Восемнадцатого мая, как помнилось Анне, в субботу, Георгий повез ее и Сережу на аэродром, тогда единственный в Москве, на месте печально знаменитой Ходынки. Карачаев-младший рассказывал дядям и тетям в трамвае, куда едет, показывал красивые билеты, и дяди и тети ему завидовали.

На аэродроме стояла длиннющая очередь на посадку. Георгий хотел провести жену и сына и еще двоих знакомых без очереди. Анна удержала его: куда спешить? Пусть Сережа осмотрится и вдосталь насладится. И неудобно, тут все гости почетные, знатные люди столицы…

Сережа принялся считать, сколько человек входит в кабину, и сбился. И другие, взрослые, считали и тоже сбились. Сто? Все говорили, что сто… Анна узнала Надюшку Салмину, из инструментального цеха.

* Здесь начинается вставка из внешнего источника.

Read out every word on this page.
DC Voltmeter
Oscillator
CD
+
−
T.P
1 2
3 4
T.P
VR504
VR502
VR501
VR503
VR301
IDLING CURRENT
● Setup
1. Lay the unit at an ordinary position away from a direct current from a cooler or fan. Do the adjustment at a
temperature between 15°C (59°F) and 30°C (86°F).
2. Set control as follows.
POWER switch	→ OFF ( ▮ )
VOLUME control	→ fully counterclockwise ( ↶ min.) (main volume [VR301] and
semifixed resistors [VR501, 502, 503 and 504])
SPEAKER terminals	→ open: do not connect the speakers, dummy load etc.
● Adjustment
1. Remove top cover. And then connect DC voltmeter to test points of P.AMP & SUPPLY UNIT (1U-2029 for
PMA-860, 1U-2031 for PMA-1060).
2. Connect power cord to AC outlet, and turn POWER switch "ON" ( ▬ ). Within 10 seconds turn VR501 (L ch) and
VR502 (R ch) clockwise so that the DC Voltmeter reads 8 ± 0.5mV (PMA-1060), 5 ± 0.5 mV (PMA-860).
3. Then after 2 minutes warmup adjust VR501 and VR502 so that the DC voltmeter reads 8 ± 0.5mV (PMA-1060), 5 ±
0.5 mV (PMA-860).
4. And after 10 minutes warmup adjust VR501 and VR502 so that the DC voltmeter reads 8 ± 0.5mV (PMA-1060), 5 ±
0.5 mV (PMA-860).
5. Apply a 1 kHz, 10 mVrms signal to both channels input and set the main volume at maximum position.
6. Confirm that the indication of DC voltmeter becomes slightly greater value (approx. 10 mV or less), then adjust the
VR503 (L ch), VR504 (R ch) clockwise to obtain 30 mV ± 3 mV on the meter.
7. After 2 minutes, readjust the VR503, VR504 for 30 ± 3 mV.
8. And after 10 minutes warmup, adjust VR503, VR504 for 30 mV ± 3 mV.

Самолет поднялся и улетел. Он должен был вернуться через пятнадцать — двадцать минут. Ждали его полчаса… час… полтора… В небе было пусто и тихо. Трава на летном поле нежно зеленела.

Вышел человек с каменным лицом и белесыми безумными глазами и сказал, что полетов сегодня не будет, можно расходиться. Георгий молча пошел за ним, ладонью утирая со лба пот.

С одной женщиной сделалась истерика. Люди немо, недвижно смотрели на нее, как смотрят на угли в костре. Потом потянулись к аэродромным воротам. Сережа ни о чем не спрашивал. Анна повезла его домой. И на Ленинградском шоссе, чуть ли не в самый час беды, Анна услышала о ней байки… Сыскались очевидцы; один будто бы видел, как падал с неба портфель.

Двадцатого мая «Правда» оповестила: погиб «Максим Горький». И много дней затем в ушах Анны потрескивала, попискивала, подобно расстроенному приемнику, цифра, которую она слышала на аэродроме: сто, сто, сто. Георгий стискивал зубы и стонал каждый раз, когда вспоминалась та суббота. Анна брала Сережу на руки, долго не отпускала.

Такой катастрофы мы не знавали до тех пор. На заводе, и в Москве, и во всей стране был необъявленный траур. На Ново-Девичьем кладбище появилась стена с урнами погибших восемнадцатого мая.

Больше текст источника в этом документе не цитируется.